Hey, these were two consenting adults, and the e-mails were sent to Beverly Hills, not to Newport-Mesa, the reasoning went. He’s doing a good job here. And so on.

Some speculate that board members stuck their heads in the sand because their top educator is viewed as warm, articulate, charming and, most of all, effective. And if we were on the ropes we’d want our employer to have our backs, too, so we understand the board’s loyalty — but only to a point.

Those e-mails, laced with pet names and references to oral sex and other acts, are enough to cause concern in the context of a public school district.

Now, we’re not prudes. We’re not scolds.

But we don’t think that a workplace, particularly one that taxpayers fund to educate children as young as 5, is the appropriate venue for sexy talk, sophomoric double entendres, pet names and blush-inducing flattery. There’s little doubt that most private sector employees would be reprimanded — or worse — for sending such e-mails on company systems. Standards of professional conduct should actually be higher in the public sector — and highest, if you will — in school systems.

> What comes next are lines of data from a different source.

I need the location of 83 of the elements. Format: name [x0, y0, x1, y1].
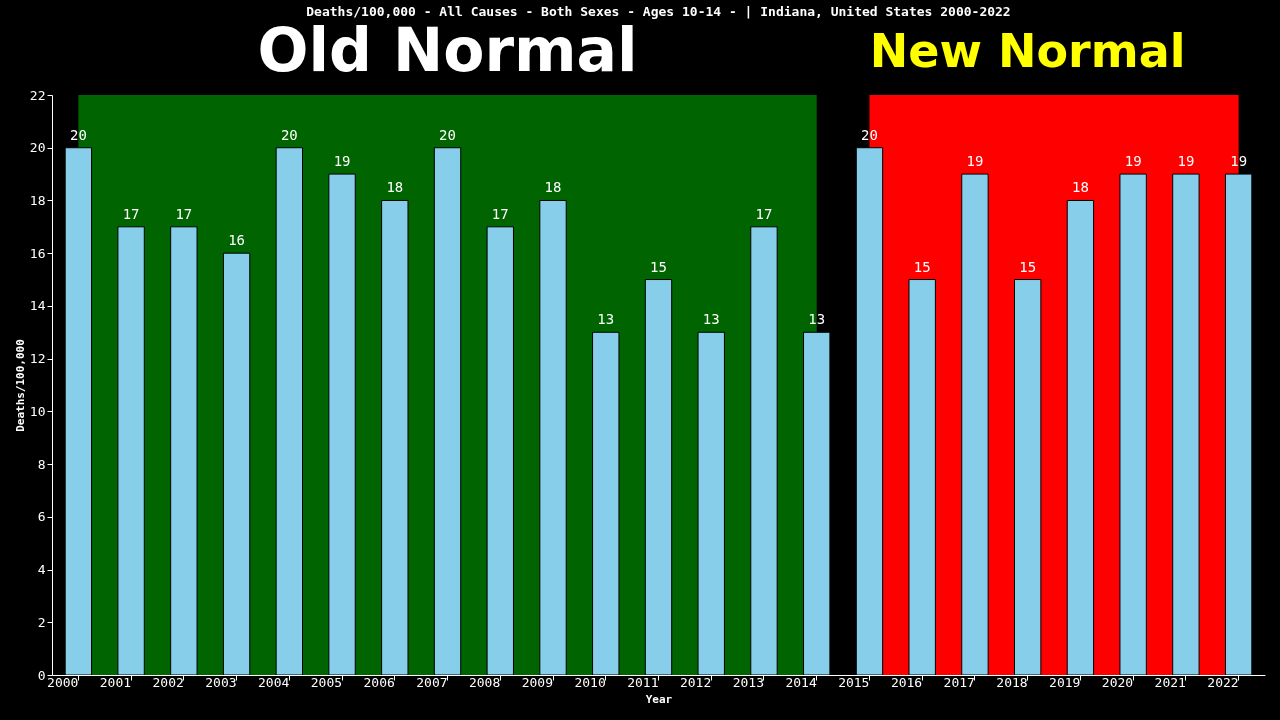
bar: [750, 226, 778, 676]
data-label: 19: [333, 153, 351, 170]
x-tick-label: 2009: [521, 674, 554, 690]
bar: [803, 331, 831, 676]
bar: [644, 279, 673, 676]
x-tick-label: 2001: [99, 674, 132, 690]
y-tick-label: 18: [29, 192, 46, 208]
bar: [381, 199, 409, 676]
x-tick-label: 2012: [679, 674, 712, 690]
data-label: 19: [1124, 153, 1142, 170]
x-axis-title: Year: [645, 692, 673, 706]
x-tick-label: 2005: [310, 674, 343, 690]
x-tick-label: 2004: [258, 674, 290, 690]
bar: [222, 252, 251, 676]
y-tick-label: 0: [37, 667, 46, 683]
data-label: 20: [439, 126, 456, 143]
x-tick-label: 2011: [627, 674, 659, 690]
x-tick-label: 2019: [1049, 674, 1081, 690]
data-label: 15: [1019, 258, 1037, 275]
bar: [170, 226, 198, 676]
bar: [1066, 199, 1095, 676]
x-tick-label: 2007: [416, 674, 448, 690]
data-label: 17: [122, 205, 140, 222]
bar: [328, 173, 356, 676]
bar: [961, 173, 989, 676]
x-tick-label: 2022: [1207, 674, 1239, 690]
data-label: 17: [175, 205, 193, 222]
bar: [486, 226, 514, 676]
y-tick-label: 22: [29, 87, 46, 103]
bar: [592, 331, 620, 676]
bar: [1172, 173, 1200, 676]
y-tick-label: 16: [29, 245, 46, 261]
y-tick-label: 12: [29, 351, 46, 367]
bar: [908, 279, 936, 676]
x-tick-label: 2003: [205, 674, 237, 690]
data-label: 17: [755, 205, 773, 222]
bar: [539, 199, 567, 676]
bar: [1119, 173, 1147, 676]
bar: [855, 147, 884, 676]
data-label: 20: [280, 126, 298, 143]
x-tick-label: 2006: [363, 674, 395, 690]
data-label: 19: [1177, 153, 1195, 170]
y-tick-label: 20: [29, 140, 46, 156]
y-tick-label: 4: [37, 562, 46, 578]
data-label: 20: [861, 126, 878, 143]
y-tick-label: 8: [37, 456, 46, 472]
x-tick-label: 2018: [996, 674, 1028, 690]
data-label: 15: [913, 258, 931, 275]
data-label: 18: [386, 179, 404, 196]
y-tick-label: 6: [37, 509, 46, 525]
x-tick-label: 2017: [943, 674, 975, 690]
x-tick-label: 2014: [785, 674, 817, 690]
data-label: 13: [597, 311, 615, 328]
x-tick-label: 2016: [890, 674, 923, 690]
x-tick-label: 2013: [732, 674, 764, 690]
x-tick-label: 2008: [468, 674, 501, 690]
bar: [1013, 279, 1042, 676]
y-tick-label: 10: [29, 403, 46, 419]
data-label: 13: [702, 311, 720, 328]
data-label: 18: [544, 179, 562, 196]
bar: [117, 226, 145, 676]
y-tick-label: 14: [29, 298, 46, 314]
bar: [433, 147, 462, 676]
data-label: 15: [650, 258, 667, 275]
bar: [64, 147, 93, 676]
x-tick-label: 2020: [1101, 674, 1134, 690]
band-label: New Normal: [869, 24, 1186, 78]
x-tick-label: 2010: [574, 674, 606, 690]
data-label: 17: [491, 205, 509, 222]
x-tick-label: 2015: [838, 674, 870, 690]
y-tick-label: 2: [37, 614, 46, 630]
bar: [697, 331, 725, 676]
bar: [275, 147, 304, 676]
data-label: 13: [808, 311, 826, 328]
data-label: 18: [1071, 179, 1089, 196]
x-tick-label: 2021: [1154, 674, 1186, 690]
x-tick-label: 2000: [47, 674, 79, 690]
y-axis-title: Deaths/100,000: [13, 339, 27, 432]
x-tick-label: 2002: [152, 674, 184, 690]
data-label: 20: [69, 126, 87, 143]
data-label: 16: [228, 232, 246, 249]
bar: [1224, 173, 1253, 676]
data-label: 19: [966, 153, 984, 170]
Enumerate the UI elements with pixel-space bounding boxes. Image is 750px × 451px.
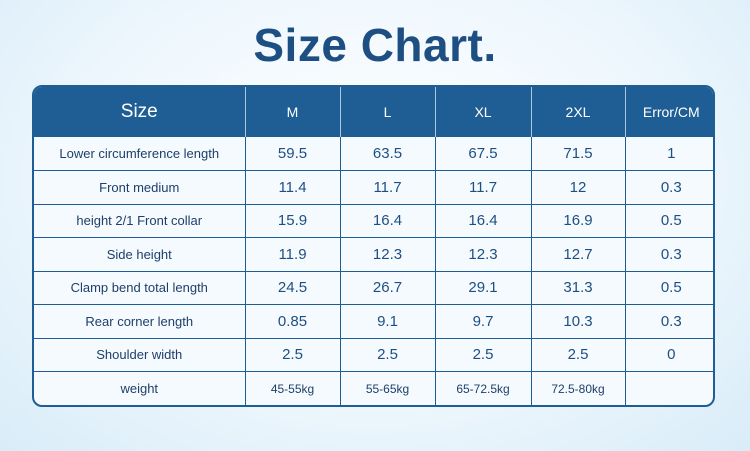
column-header-error: Error/CM: [642, 104, 700, 120]
table-cell: 16.4: [340, 204, 436, 238]
table-cell: 31.3: [531, 271, 626, 305]
table-cell: 0: [625, 338, 713, 372]
size-chart-table: Size M L XL 2XL Error/CM Lower circumfer…: [32, 85, 715, 407]
table-cell: 15.9: [245, 204, 341, 238]
table-cell: 12.3: [340, 237, 436, 272]
table-cell: 2.5: [340, 338, 436, 372]
table-cell: 16.4: [435, 204, 532, 238]
table-cell: 11.9: [245, 237, 341, 272]
row-label: Clamp bend total length: [34, 271, 246, 305]
table-cell: 11.7: [340, 170, 436, 205]
table-row: Side height 11.9 12.3 12.3 12.7 0.3: [34, 237, 713, 272]
table-cell: 24.5: [245, 271, 341, 305]
table-cell: 12: [531, 170, 626, 205]
column-header-l: L: [340, 87, 436, 137]
table-cell: 11.4: [245, 170, 341, 205]
table-header-row: Size M L XL 2XL Error/CM: [34, 87, 713, 137]
row-label: height 2/1 Front collar: [34, 204, 246, 238]
table-cell: 0.3: [625, 170, 713, 205]
column-header-2xl: 2XL: [531, 87, 626, 137]
table-cell: 26.7: [340, 271, 436, 305]
row-label: weight: [34, 371, 246, 405]
table-cell: [625, 372, 713, 406]
table-cell: 1: [625, 137, 713, 171]
table-cell: 9.1: [340, 304, 436, 339]
column-header-xl: XL: [435, 87, 532, 137]
table-cell: 59.5: [245, 137, 341, 171]
table-cell: 0.5: [625, 204, 713, 238]
table-cell: 10.3: [531, 304, 626, 339]
table-cell: 67.5: [435, 137, 532, 171]
table-cell: 9.7: [435, 304, 532, 339]
row-label: Side height: [34, 237, 246, 272]
table-row: Shoulder width 2.5 2.5 2.5 2.5 0: [34, 338, 713, 372]
table-cell: 2.5: [435, 338, 532, 372]
column-header-size: Size: [34, 87, 246, 137]
row-label: Shoulder width: [34, 338, 246, 372]
table-cell: 29.1: [435, 271, 532, 305]
table-cell: 0.3: [625, 304, 713, 339]
table-cell: 2.5: [245, 338, 341, 372]
row-label: Lower circumference length: [34, 137, 246, 171]
table-row: height 2/1 Front collar 15.9 16.4 16.4 1…: [34, 204, 713, 238]
row-label: Rear corner length: [34, 304, 246, 339]
table-row: Rear corner length 0.85 9.1 9.7 10.3 0.3: [34, 304, 713, 339]
table-row: Clamp bend total length 24.5 26.7 29.1 3…: [34, 271, 713, 305]
table-cell: 72.5-80kg: [531, 371, 626, 405]
table-row: weight 45-55kg 55-65kg 65-72.5kg 72.5-80…: [34, 371, 713, 406]
table-cell: 16.9: [531, 204, 626, 238]
table-cell: 2.5: [531, 338, 626, 372]
row-label: Front medium: [34, 170, 246, 205]
column-header-m: M: [245, 87, 341, 137]
table-cell: 55-65kg: [340, 371, 436, 405]
table-cell: 0.85: [245, 304, 341, 339]
table-row: Front medium 11.4 11.7 11.7 12 0.3: [34, 170, 713, 205]
table-cell: 12.7: [531, 237, 626, 272]
table-row: Lower circumference length 59.5 63.5 67.…: [34, 137, 713, 171]
table-cell: 0.5: [625, 271, 713, 305]
table-cell: 71.5: [531, 137, 626, 171]
table-cell: 11.7: [435, 170, 532, 205]
page-title: Size Chart.: [253, 19, 497, 71]
table-cell: 0.3: [625, 237, 713, 272]
table-cell: 63.5: [340, 137, 436, 171]
table-cell: 65-72.5kg: [435, 371, 532, 405]
table-cell: 12.3: [435, 237, 532, 272]
table-cell: 45-55kg: [245, 371, 341, 405]
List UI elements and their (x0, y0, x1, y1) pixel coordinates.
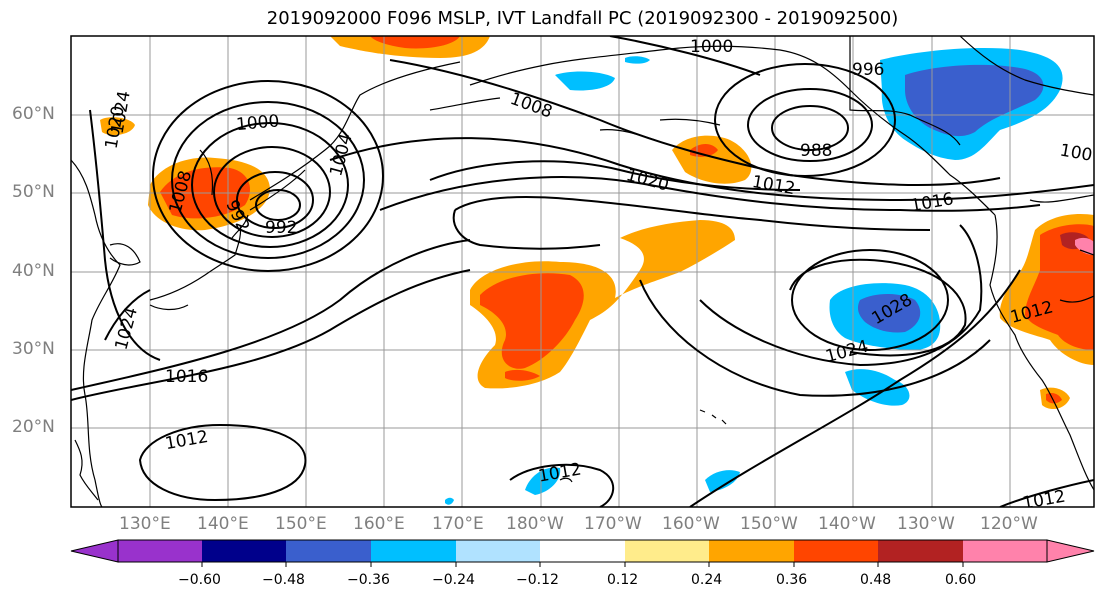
contour-label: 100 (1058, 141, 1093, 166)
contour-label: 1020 (624, 165, 671, 196)
lon-label: 140°E (197, 514, 249, 534)
colorbar-tick-label: −0.12 (516, 572, 559, 588)
colorbar-tick-label: 0.48 (860, 572, 892, 588)
lat-label: 30°N (12, 339, 55, 359)
lon-label: 170°W (584, 514, 642, 534)
colorbar-tick-label: 0.24 (691, 572, 723, 588)
contour-label: 1012 (164, 427, 210, 454)
lon-label: 140°W (818, 514, 876, 534)
contour-label: 1012 (537, 459, 583, 486)
contour-label: 1016 (165, 367, 208, 387)
lon-label: 150°W (740, 514, 798, 534)
lon-label: 150°E (275, 514, 327, 534)
ivt-shading (100, 36, 1094, 505)
map-frame (70, 35, 1095, 508)
lon-label: 180°W (506, 514, 564, 534)
contour-label: 1000 (690, 37, 733, 57)
lon-label: 160°E (353, 514, 405, 534)
lon-label: 160°W (662, 514, 720, 534)
contour-label: 1004 (326, 131, 357, 178)
contour-label: 1000 (235, 111, 280, 135)
colorbar-tick-label: 0.60 (945, 572, 977, 588)
contour-label: 1024 (824, 337, 871, 368)
colorbar-tick-label: 0.36 (776, 572, 808, 588)
coastlines (71, 36, 1094, 507)
map-panel: 1000 996 992 988 1004 1008 1012 1016 102… (71, 36, 1094, 514)
lon-label: 130°E (119, 514, 171, 534)
colorbar (70, 539, 1095, 567)
contour-label: 988 (800, 141, 832, 161)
mslp-contours (71, 36, 1094, 507)
lat-label: 40°N (12, 261, 55, 281)
colorbar-tick-label: −0.60 (178, 572, 221, 588)
lat-label: 20°N (12, 417, 55, 437)
colorbar-tick-label: −0.48 (262, 572, 305, 588)
lon-label: 120°W (980, 514, 1038, 534)
lon-label: 130°W (897, 514, 955, 534)
colorbar-tick-label: −0.24 (432, 572, 475, 588)
contour-label: 1012 (1021, 487, 1067, 514)
map-title: 2019092000 F096 MSLP, IVT Landfall PC (2… (266, 8, 899, 29)
colorbar-tick-label: −0.36 (347, 572, 390, 588)
lon-label: 170°E (432, 514, 484, 534)
colorbar-tick-label: 0.12 (607, 572, 639, 588)
contour-label: 1008 (507, 89, 554, 123)
lat-label: 60°N (12, 104, 55, 124)
contour-label: 992 (265, 218, 297, 238)
lat-label: 50°N (12, 182, 55, 202)
contour-label: 996 (852, 60, 884, 80)
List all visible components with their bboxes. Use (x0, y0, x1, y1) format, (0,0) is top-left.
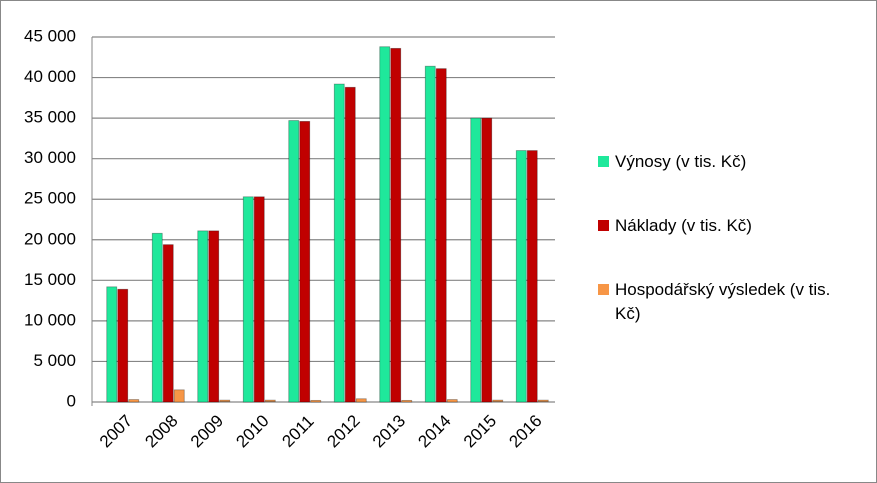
bar (219, 399, 231, 402)
bar (197, 230, 209, 403)
legend-swatch (598, 284, 609, 295)
y-tick-label: 30 000 (24, 148, 76, 167)
bar (401, 399, 413, 403)
y-tick-label: 15 000 (24, 270, 76, 289)
bar (355, 398, 367, 403)
bar (264, 399, 276, 402)
y-tick-label: 10 000 (24, 310, 76, 329)
bar (446, 399, 458, 403)
legend: Výnosy (v tis. Kč) Náklady (v tis. Kč) Hos… (598, 150, 858, 366)
y-tick-label: 5 000 (33, 351, 76, 370)
bar (173, 389, 185, 403)
y-tick-label: 45 000 (24, 26, 76, 45)
y-tick-label: 0 (67, 391, 76, 410)
bar (253, 196, 265, 403)
y-tick-label: 25 000 (24, 189, 76, 208)
bar (390, 47, 402, 403)
legend-item: Výnosy (v tis. Kč) (598, 150, 858, 174)
bar (344, 86, 356, 403)
bar (424, 65, 436, 403)
bar (435, 68, 447, 403)
y-tick-label: 35 000 (24, 108, 76, 127)
bar (117, 288, 129, 403)
legend-label: Výnosy (v tis. Kč) (615, 152, 747, 171)
bar (515, 150, 527, 403)
bar (481, 117, 493, 403)
bar (106, 286, 118, 403)
legend-label: Náklady (v tis. Kč) (615, 216, 752, 235)
bar (128, 399, 140, 403)
bar (162, 244, 174, 403)
bar (310, 399, 322, 403)
y-tick-label: 40 000 (24, 67, 76, 86)
legend-label: Hospodářský výsledek (v tis. Kč) (615, 280, 831, 323)
bar (526, 150, 538, 403)
legend-swatch (598, 220, 609, 231)
legend-item: Náklady (v tis. Kč) (598, 214, 858, 238)
bar (208, 230, 220, 403)
y-tick-label: 20 000 (24, 229, 76, 248)
bar (537, 399, 549, 402)
bar (379, 46, 391, 403)
bar (151, 232, 163, 403)
bar (288, 120, 300, 403)
legend-swatch (598, 156, 609, 167)
bar (333, 83, 345, 403)
bar (242, 196, 254, 403)
bar (470, 117, 482, 403)
legend-item: Hospodářský výsledek (v tis. Kč) (598, 278, 858, 326)
bar (299, 120, 311, 403)
bar (492, 399, 504, 402)
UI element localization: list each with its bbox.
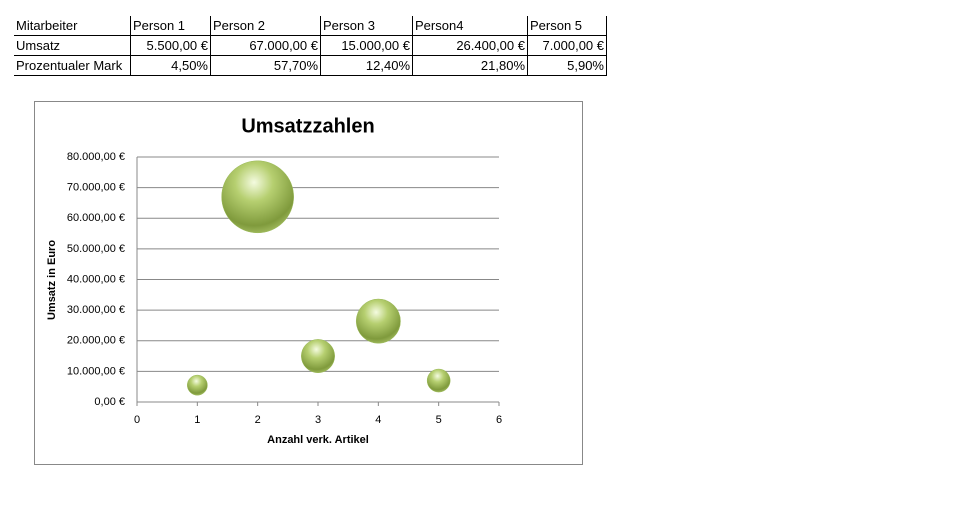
table-row: Prozentualer Mark 4,50% 57,70% 12,40% 21,80%… (14, 55, 607, 76)
table-cell: Person4 (412, 16, 528, 36)
table-cell: 21,80% (412, 55, 528, 76)
bubble (426, 368, 451, 393)
x-tick-label: 2 (255, 414, 261, 426)
table-cell: 15.000,00 € (320, 35, 413, 56)
table-cell: 7.000,00 € (527, 35, 607, 56)
table-cell: 4,50% (130, 55, 211, 76)
table-cell: 12,40% (320, 55, 413, 76)
table-cell: 5,90% (527, 55, 607, 76)
table-cell: Person 3 (320, 16, 413, 36)
x-tick-label: 5 (436, 414, 442, 426)
bubble (187, 374, 208, 396)
y-tick-label: 80.000,00 € (67, 151, 125, 163)
x-axis-title: Anzahl verk. Artikel (267, 434, 369, 446)
y-tick-label: 30.000,00 € (67, 304, 125, 316)
chart-frame (34, 101, 583, 465)
table-cell: Person 1 (130, 16, 211, 36)
x-tick-label: 4 (375, 414, 381, 426)
table-row: Umsatz 5.500,00 €67.000,00 €15.000,00 €26… (14, 35, 607, 56)
table-cell: Mitarbeiter (14, 16, 131, 36)
table-cell: 26.400,00 € (412, 35, 528, 56)
table-row: Mitarbeiter Person 1 Person 2 Person 3 Perso… (14, 16, 607, 36)
y-tick-label: 0,00 € (94, 396, 125, 408)
table-cell: Person 5 (527, 16, 607, 36)
y-tick-label: 60.000,00 € (67, 212, 125, 224)
x-tick-label: 3 (315, 414, 321, 426)
y-tick-label: 10.000,00 € (67, 365, 125, 377)
y-axis-title: Umsatz in Euro (46, 240, 58, 320)
y-tick-label: 50.000,00 € (67, 243, 125, 255)
bubble (221, 160, 294, 234)
table-cell: 5.500,00 € (130, 35, 211, 56)
x-tick-label: 6 (496, 414, 502, 426)
table-cell: 67.000,00 € (210, 35, 321, 56)
y-tick-label: 40.000,00 € (67, 273, 125, 285)
y-tick-label: 70.000,00 € (67, 182, 125, 194)
y-tick-label: 20.000,00 € (67, 335, 125, 347)
bubble (301, 339, 335, 374)
table-cell: Prozentualer Mark (14, 55, 131, 76)
table-cell: 57,70% (210, 55, 321, 76)
data-table: Mitarbeiter Person 1 Person 2 Person 3 Perso… (14, 16, 607, 76)
x-tick-label: 0 (134, 414, 140, 426)
bubble (355, 298, 401, 344)
table-cell: Person 2 (210, 16, 321, 36)
table-cell: Umsatz (14, 35, 131, 56)
chart-title: Umsatzzahlen (241, 115, 374, 137)
x-tick-label: 1 (194, 414, 200, 426)
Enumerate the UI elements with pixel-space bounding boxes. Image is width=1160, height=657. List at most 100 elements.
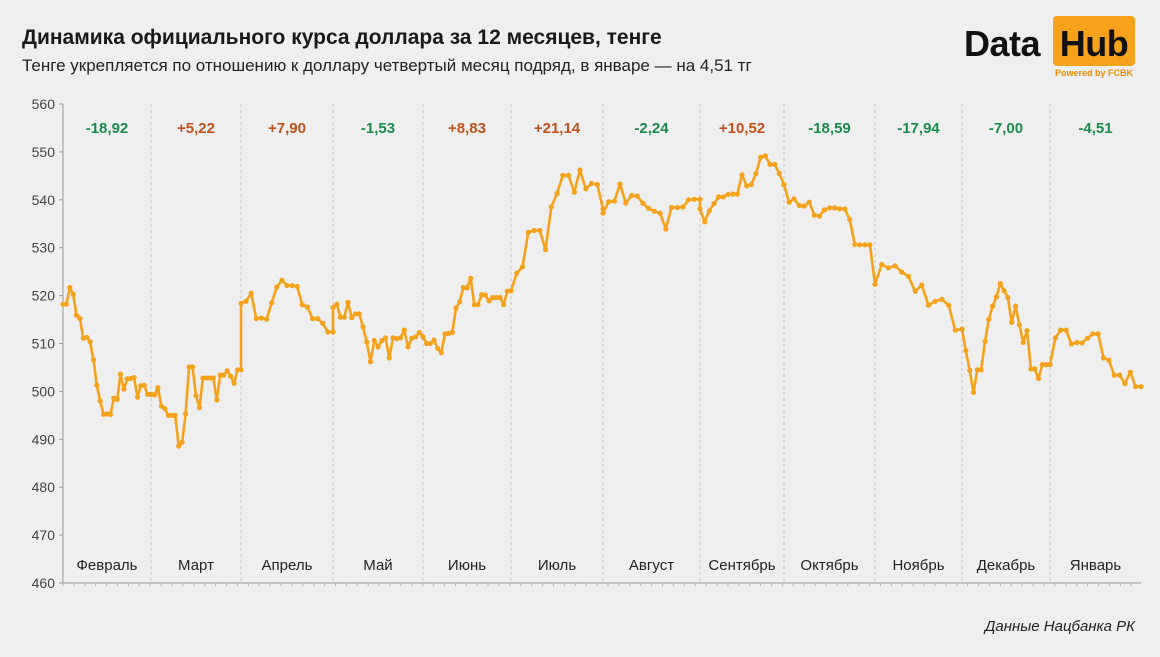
data-point bbox=[1032, 366, 1038, 372]
data-point bbox=[155, 385, 161, 391]
data-point bbox=[386, 355, 392, 361]
data-point bbox=[565, 172, 572, 178]
chart-subtitle: Тенге укрепляется по отношению к доллару… bbox=[22, 56, 752, 75]
data-point bbox=[711, 201, 717, 207]
data-point bbox=[1039, 362, 1045, 368]
data-point bbox=[600, 210, 606, 216]
data-point bbox=[912, 288, 918, 294]
data-point bbox=[691, 196, 697, 202]
data-point bbox=[248, 290, 254, 296]
data-point bbox=[294, 283, 300, 290]
data-point bbox=[121, 386, 127, 392]
data-point bbox=[1024, 328, 1030, 334]
logo-hub-box: Hub bbox=[1053, 16, 1135, 66]
data-point bbox=[577, 167, 583, 173]
data-point bbox=[1058, 327, 1064, 333]
data-point bbox=[925, 302, 932, 308]
datahub-logo: Data Hub Powered by FCBK bbox=[964, 15, 1139, 80]
data-point bbox=[289, 282, 295, 289]
data-point bbox=[628, 192, 635, 199]
data-point bbox=[196, 405, 203, 411]
y-tick-label: 560 bbox=[32, 96, 56, 112]
data-point bbox=[412, 334, 419, 340]
data-point bbox=[221, 372, 227, 378]
data-point bbox=[77, 316, 83, 322]
data-point bbox=[702, 219, 708, 225]
data-point bbox=[172, 412, 178, 418]
data-point bbox=[1035, 375, 1042, 382]
data-point bbox=[176, 443, 182, 449]
data-point bbox=[345, 299, 351, 305]
data-point bbox=[1117, 372, 1123, 378]
data-point bbox=[1020, 339, 1026, 346]
data-point bbox=[560, 172, 566, 178]
data-point bbox=[162, 406, 168, 412]
month-label: Декабрь bbox=[977, 557, 1036, 574]
data-point bbox=[847, 216, 853, 222]
data-point bbox=[997, 281, 1003, 287]
data-point bbox=[963, 348, 969, 354]
data-point bbox=[471, 302, 477, 308]
data-point bbox=[932, 298, 938, 304]
data-point bbox=[634, 193, 640, 199]
data-point bbox=[554, 191, 560, 197]
data-point bbox=[758, 154, 764, 160]
data-point bbox=[1106, 357, 1112, 363]
data-point bbox=[490, 294, 496, 301]
data-point bbox=[725, 191, 731, 198]
data-point bbox=[299, 302, 305, 308]
data-point bbox=[821, 207, 828, 213]
data-point bbox=[939, 296, 945, 302]
data-point bbox=[842, 206, 848, 212]
data-point bbox=[739, 172, 745, 178]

Now the criminal aspect of this is easy — Hubbard is innocent until proven otherwise. He doesn’t deserve to be convicted in these columns or on online comments boards. And we honestly can’t tell from the incomplete evidence we’ve seen whether he did what prosecutors allege. That’s one for the jury.

But here’s a case for the Newport-Mesa school board: Investigate your superintendent’s workplace behavior. See if the results of this examination fit your professional standards, codes of conduct and online policies, and whether the substance of the aforementioned e-mails violated any of those codes and policies. Then issue your own verdict.